The railway is expected to increase oil production in the Uinta Basin by up to 350,000 barrels a day. That’s conservatively estimated at 53 million tons of carbon dioxide per year — equivalent to emissions from six of Utah’s dirtiest coal plants.
“The administration can halt this filthy oil train in its tracks and demonstrate its commitment curbing climate change,” said Randi Spivak, public lands program director at the Center for Biological Diversity. “The Unita Basin Railway runs counter to everything Biden says he stands for.
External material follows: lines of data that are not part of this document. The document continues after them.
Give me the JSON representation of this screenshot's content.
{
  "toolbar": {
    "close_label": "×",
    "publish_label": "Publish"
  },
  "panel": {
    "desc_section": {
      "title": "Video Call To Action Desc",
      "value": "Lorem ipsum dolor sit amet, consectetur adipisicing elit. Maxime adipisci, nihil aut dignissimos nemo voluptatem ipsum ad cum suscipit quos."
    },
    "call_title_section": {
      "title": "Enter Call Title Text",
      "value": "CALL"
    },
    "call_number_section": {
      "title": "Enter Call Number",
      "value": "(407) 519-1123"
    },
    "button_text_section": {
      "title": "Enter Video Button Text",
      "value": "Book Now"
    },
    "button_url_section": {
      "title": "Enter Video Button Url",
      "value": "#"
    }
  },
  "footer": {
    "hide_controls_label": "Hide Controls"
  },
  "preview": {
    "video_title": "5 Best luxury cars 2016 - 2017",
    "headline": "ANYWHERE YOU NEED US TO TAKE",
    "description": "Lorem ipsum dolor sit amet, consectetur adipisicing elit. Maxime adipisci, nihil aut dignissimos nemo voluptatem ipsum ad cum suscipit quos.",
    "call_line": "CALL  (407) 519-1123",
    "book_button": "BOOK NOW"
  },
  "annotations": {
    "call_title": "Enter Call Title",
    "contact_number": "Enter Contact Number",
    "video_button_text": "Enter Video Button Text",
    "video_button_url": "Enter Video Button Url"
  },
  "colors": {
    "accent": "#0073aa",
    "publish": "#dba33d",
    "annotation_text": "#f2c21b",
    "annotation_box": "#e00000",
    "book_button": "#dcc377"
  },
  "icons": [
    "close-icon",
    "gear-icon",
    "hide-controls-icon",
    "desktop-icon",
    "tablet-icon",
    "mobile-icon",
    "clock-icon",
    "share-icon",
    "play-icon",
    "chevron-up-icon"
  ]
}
It’s a climate-killing fossil fuel behemoth that will endanger Utahns and Coloradoans and worsen the climate emergency. It needs to be stopped now.”
In addition to undermining Biden’s pledge to reduce greenhouse gas emissions, the federal government’s own analysis shows the railway would cause irreversible environmental damage.
According to the federal environmental analysis, the 88-mile-long railway would dig up Utah streams with more than 400 crossings and strip bare or pave over 10,000 acres of wildlife habitat, including crucial areas on Forest Service land that bighorn sheep and mule deer need to survive. Bulldozers and train traffic would drive imperiled greater sage grouse out of their mating and nesting grounds and, it is feared, wipe them out in the region.
Nearly all the railway through Ashley National Forest — 12 miles with plans for five bridges and three tunnels — would be on public lands protected by the Roadless Area Conservation Rule.
The oil trains would increase the risk of fires and oil spills along the route through Colorado, including the vulnerable Colorado River corridor, on their way to Gulf Coast refineries. Ramped-up fossil fuel production in the Uinta Basin would likely increase smog along the western slope of Colorado’s Rocky Mountains.
The Center for Biological Diversity is a national, nonprofit conservation organization with more than 1.7 million members and online activists dedicated to the protection of endangered species and wild places.